The planned withdrawal of U.S. troops from Syria will depend on a number of conditions including an agreement that Turkish forces won’t attack Syrian Kurdish forces, national security adviser John Bolton said Sunday.

Speaking to reporters while visiting Jerusalem, Bolton described the Syria withdrawal as a “cause and effect mission,” adding officials are setting a “policy decisions that we need to implement” before the process is completed.

“Timetables or the timing of the withdrawal occurs as a result of the fulfillment of the conditions and the establishment of the circumstances that we want to see. And once that’s done, then you talk about a timetable,” said Bolton, who met with Israeli leaders, including Prime Minister Benjamin Netanyahu.

Bolton noted the U.S. isn’t even going to completely leave Syria. Via NBC:

Bolton also indicated that the U.S. troop withdrawal will not be a complete drawdown, as Trump had promised. Instead, he discussed a withdrawal of American forces from northern Syria, where most of the estimated 2,000 U.S. troops are based, while leaving some of them in the southern part of the country.

Stressing that despite conditions for withdrawal,the continued presence of U.S. forces in Syria is not unlimited.

“The primary point is we are going to withdraw from northeastern Syria,” Bolton said.

“So it’s going to be a different environment after we leave, there is no question about that,” he added. “But there is no desire to see Iran’s influence spread that’s for sure.”

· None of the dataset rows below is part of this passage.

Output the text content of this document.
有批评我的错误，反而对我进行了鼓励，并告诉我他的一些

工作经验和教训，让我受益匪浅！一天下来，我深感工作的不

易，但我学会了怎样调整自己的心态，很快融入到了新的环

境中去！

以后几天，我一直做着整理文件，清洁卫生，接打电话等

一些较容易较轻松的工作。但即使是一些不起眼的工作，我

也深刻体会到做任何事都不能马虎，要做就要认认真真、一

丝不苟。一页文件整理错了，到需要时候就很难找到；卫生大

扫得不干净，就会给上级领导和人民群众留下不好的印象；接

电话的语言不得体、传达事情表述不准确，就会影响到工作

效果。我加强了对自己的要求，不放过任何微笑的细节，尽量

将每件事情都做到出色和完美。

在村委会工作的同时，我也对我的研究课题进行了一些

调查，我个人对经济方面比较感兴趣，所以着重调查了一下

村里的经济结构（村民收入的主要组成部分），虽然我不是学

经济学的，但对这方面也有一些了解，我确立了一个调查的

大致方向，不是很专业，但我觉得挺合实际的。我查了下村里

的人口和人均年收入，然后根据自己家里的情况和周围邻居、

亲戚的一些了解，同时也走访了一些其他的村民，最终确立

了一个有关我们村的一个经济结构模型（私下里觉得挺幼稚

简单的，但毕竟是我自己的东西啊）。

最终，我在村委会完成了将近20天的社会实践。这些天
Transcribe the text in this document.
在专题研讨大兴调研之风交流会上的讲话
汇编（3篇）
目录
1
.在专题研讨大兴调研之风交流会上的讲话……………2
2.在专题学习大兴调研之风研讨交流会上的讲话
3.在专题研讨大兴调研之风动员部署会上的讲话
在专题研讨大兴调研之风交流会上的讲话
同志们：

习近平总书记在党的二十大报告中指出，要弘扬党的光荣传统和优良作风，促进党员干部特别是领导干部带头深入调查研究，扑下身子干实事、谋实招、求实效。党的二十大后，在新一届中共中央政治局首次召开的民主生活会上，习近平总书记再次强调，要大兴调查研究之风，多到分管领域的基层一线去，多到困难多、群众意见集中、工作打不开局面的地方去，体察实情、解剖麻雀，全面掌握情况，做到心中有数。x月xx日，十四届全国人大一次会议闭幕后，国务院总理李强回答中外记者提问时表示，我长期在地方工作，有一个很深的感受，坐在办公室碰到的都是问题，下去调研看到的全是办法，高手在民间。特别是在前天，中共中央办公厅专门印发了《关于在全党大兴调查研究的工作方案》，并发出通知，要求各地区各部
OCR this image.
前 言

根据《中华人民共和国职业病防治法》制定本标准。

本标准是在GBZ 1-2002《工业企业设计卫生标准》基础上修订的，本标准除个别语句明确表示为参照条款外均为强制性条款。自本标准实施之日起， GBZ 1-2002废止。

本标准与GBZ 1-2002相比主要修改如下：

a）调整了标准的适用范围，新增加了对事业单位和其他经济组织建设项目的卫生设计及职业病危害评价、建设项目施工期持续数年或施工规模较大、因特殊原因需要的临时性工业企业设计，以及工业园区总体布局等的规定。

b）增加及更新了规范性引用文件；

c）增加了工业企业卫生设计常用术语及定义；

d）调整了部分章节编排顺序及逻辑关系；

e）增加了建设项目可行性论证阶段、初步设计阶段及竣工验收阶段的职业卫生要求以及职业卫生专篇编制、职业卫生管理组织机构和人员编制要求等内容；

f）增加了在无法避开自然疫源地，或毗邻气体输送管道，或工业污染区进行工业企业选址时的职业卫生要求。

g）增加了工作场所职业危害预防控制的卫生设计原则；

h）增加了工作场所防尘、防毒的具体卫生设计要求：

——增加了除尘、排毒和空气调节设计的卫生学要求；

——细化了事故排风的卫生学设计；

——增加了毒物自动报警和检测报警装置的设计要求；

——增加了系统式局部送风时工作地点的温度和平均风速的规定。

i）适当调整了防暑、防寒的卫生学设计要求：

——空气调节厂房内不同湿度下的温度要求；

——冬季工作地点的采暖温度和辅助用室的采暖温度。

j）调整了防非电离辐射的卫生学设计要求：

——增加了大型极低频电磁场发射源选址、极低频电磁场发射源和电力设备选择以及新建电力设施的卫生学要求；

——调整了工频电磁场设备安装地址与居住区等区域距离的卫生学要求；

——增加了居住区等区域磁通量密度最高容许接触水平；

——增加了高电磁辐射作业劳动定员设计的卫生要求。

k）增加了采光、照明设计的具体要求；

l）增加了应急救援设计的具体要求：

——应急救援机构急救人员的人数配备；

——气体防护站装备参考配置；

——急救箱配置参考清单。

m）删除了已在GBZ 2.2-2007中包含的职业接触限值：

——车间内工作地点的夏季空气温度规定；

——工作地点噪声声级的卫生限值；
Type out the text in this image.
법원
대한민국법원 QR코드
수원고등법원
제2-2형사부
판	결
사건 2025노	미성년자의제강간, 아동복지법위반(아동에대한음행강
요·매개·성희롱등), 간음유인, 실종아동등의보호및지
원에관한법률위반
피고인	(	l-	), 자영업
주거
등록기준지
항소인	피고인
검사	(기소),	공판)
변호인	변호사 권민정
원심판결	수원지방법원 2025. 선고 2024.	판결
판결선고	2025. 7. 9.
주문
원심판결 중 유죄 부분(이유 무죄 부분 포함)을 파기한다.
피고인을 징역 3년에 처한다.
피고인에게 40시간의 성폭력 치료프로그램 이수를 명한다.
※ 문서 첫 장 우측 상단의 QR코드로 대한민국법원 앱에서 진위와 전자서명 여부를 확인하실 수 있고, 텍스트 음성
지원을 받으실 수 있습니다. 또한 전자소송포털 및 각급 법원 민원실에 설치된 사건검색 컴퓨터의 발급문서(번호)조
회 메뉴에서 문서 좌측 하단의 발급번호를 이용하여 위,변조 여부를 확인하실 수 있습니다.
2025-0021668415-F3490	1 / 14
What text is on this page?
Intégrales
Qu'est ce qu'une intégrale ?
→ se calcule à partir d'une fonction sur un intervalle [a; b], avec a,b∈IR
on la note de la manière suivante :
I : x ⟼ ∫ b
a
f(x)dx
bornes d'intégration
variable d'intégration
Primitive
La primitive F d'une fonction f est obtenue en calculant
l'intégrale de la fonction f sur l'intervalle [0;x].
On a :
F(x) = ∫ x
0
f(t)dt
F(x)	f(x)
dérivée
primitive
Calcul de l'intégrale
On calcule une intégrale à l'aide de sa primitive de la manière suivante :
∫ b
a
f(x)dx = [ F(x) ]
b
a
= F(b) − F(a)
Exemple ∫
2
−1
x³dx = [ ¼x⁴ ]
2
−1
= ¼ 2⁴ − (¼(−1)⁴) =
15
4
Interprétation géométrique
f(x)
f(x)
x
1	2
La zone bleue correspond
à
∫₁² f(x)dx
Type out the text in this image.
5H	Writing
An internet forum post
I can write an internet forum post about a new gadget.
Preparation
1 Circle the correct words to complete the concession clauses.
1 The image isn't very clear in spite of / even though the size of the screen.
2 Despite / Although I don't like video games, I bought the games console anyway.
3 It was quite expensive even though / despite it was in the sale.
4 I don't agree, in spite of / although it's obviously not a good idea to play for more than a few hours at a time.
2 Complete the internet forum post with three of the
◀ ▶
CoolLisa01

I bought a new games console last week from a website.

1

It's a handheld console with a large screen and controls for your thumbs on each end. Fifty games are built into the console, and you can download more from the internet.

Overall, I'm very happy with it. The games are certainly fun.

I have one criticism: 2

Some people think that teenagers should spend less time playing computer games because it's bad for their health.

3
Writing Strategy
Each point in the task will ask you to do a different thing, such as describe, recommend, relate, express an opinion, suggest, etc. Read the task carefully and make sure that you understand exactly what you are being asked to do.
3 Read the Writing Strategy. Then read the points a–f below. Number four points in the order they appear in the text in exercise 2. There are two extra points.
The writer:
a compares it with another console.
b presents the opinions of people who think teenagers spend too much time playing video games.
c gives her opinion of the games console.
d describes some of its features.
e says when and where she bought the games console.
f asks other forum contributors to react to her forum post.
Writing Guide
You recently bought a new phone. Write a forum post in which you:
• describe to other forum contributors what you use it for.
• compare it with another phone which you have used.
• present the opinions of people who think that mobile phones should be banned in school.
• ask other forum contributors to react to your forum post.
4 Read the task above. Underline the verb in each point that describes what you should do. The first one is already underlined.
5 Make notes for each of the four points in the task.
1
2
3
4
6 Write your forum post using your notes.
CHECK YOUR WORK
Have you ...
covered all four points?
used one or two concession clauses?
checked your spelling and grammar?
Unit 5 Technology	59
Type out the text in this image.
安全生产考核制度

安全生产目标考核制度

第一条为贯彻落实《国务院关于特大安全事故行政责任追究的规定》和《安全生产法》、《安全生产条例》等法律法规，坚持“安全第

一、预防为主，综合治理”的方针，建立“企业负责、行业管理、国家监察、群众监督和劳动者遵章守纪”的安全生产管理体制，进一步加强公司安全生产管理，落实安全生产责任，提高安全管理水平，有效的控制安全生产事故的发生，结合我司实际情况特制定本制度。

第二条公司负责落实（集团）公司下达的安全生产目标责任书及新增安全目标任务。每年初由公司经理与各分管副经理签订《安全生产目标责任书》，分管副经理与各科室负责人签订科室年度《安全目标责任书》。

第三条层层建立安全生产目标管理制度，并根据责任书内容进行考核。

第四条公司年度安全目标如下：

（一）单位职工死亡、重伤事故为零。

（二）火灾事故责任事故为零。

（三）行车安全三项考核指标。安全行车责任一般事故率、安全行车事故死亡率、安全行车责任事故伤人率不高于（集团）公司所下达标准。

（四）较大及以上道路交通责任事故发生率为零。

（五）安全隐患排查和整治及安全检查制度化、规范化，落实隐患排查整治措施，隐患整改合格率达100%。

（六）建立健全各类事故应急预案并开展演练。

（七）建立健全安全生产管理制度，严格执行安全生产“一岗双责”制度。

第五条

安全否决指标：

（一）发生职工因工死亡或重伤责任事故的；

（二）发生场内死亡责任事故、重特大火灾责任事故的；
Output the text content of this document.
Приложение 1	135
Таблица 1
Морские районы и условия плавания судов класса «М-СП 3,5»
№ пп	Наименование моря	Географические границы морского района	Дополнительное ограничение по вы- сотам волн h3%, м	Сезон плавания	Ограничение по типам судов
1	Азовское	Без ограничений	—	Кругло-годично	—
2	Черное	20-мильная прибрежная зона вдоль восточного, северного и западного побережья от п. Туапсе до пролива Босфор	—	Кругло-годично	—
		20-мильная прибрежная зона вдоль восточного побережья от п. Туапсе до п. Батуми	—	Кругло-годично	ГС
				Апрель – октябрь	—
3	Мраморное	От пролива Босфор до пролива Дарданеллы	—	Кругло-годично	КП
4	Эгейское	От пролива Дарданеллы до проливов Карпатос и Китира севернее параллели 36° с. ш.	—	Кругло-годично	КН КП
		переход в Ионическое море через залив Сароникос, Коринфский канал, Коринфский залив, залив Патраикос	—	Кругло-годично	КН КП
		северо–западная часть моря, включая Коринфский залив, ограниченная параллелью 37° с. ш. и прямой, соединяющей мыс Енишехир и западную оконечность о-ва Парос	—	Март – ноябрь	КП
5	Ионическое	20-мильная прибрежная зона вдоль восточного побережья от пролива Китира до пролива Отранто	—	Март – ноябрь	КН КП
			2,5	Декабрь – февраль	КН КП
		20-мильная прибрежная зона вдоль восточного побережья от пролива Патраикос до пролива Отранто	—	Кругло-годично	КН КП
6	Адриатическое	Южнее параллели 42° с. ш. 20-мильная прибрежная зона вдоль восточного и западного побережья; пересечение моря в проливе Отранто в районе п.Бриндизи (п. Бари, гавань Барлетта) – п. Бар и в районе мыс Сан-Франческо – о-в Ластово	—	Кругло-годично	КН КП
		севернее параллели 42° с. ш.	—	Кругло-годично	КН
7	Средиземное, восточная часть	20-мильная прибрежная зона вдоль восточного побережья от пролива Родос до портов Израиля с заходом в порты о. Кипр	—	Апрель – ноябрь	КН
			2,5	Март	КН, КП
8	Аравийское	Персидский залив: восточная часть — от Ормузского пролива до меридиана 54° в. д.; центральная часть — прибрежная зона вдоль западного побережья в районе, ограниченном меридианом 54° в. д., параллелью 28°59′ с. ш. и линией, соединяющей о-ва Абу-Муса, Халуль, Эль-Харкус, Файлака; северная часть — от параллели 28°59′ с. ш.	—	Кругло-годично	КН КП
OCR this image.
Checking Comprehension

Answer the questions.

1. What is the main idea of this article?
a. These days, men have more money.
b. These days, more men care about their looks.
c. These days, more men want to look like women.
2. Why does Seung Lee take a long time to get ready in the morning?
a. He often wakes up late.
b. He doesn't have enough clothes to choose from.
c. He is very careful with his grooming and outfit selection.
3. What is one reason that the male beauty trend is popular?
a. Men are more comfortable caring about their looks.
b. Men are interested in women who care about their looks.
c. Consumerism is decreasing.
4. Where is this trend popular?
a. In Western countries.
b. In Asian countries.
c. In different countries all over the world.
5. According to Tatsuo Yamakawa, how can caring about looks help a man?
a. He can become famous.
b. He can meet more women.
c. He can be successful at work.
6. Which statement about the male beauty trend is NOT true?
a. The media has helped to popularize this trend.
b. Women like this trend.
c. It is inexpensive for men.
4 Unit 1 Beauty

It’s both unsurprising and disappointing to see the administration change its stance regarding Syria – and one would guess this also applies to the planned leaving of Afghanistan. Trump’s Syria policy has always been a muddled mess – he campaigned on leaving Syria but also said ISIS had to be destroyed and Iran contained. Let’s not forget the 2017 airstrike and the fact Trump also approved going into Libya in 2011/2012 (although the video on the Trump Organization’s YouTube page is now shockingly (note sarcasm) private).

Michigan Congressman Justin Amash made an extremely salient point regarding action in Syria.

There needs to be a vote on military action in Syria – and Yemen, while we’re at it – but I doubt it will actually happen. Former House Speaker Paul Ryan stopped the House from voting on any sort of Yemen bill last month and current House Speaker Nancy Pelosi called the original troop withdrawal announcement “premature” before bizarrely comparing it to the sentencing for Michael Flynn.

It was always doubtful we were going to leave Syria because of the opposing forces in Trump’s administration and his alliance with South Carolina Lindsey Graham. Graham, for those wondering, is happy the U.S. is staying in Syria but vowed to CBS’ Face the Nation it was only temporary.

There are three things that we want to accomplish as part of a withdrawal. We want to make sure that when we leave the Kurds do not get slaughtered. And I don’t trust Turkey to take care of the Kurds. It’d be like Putin trying to police Assad. That didn’t work well. We need a plan to protect the Kurds from Turkey and others. We need to make sure ISIS doesn’t come back once they’re defeated and Iran is not the biggest winner. If you can accomplish those three objectives by reducing our forces, which I think we can, then count me in. But those three things have to be accomplished for us to successfully leave Syria. And the president’s slowing down and he’s re-evaluating his policies in light of those three objectives. Don’t let Iran get the oil fields, don’t let the Turks- Turks slaughter the Kurds, and don’t let ISIS come back. I think I share the goal of the president to withdraw our forces. Let’s just do it smartly.

I’m not holding my breath.

Yes, the U.S. needs to leave Syria (and Iraq and Afghanistan) but it becomes harder and harder to exit these nations as time wears on. Let’s also not forget Syria is a civil war and no threat to America. It just shows war never changes and America’s policy of being “world police” will probably never change.

So much for the Constitution or fiscal sanity.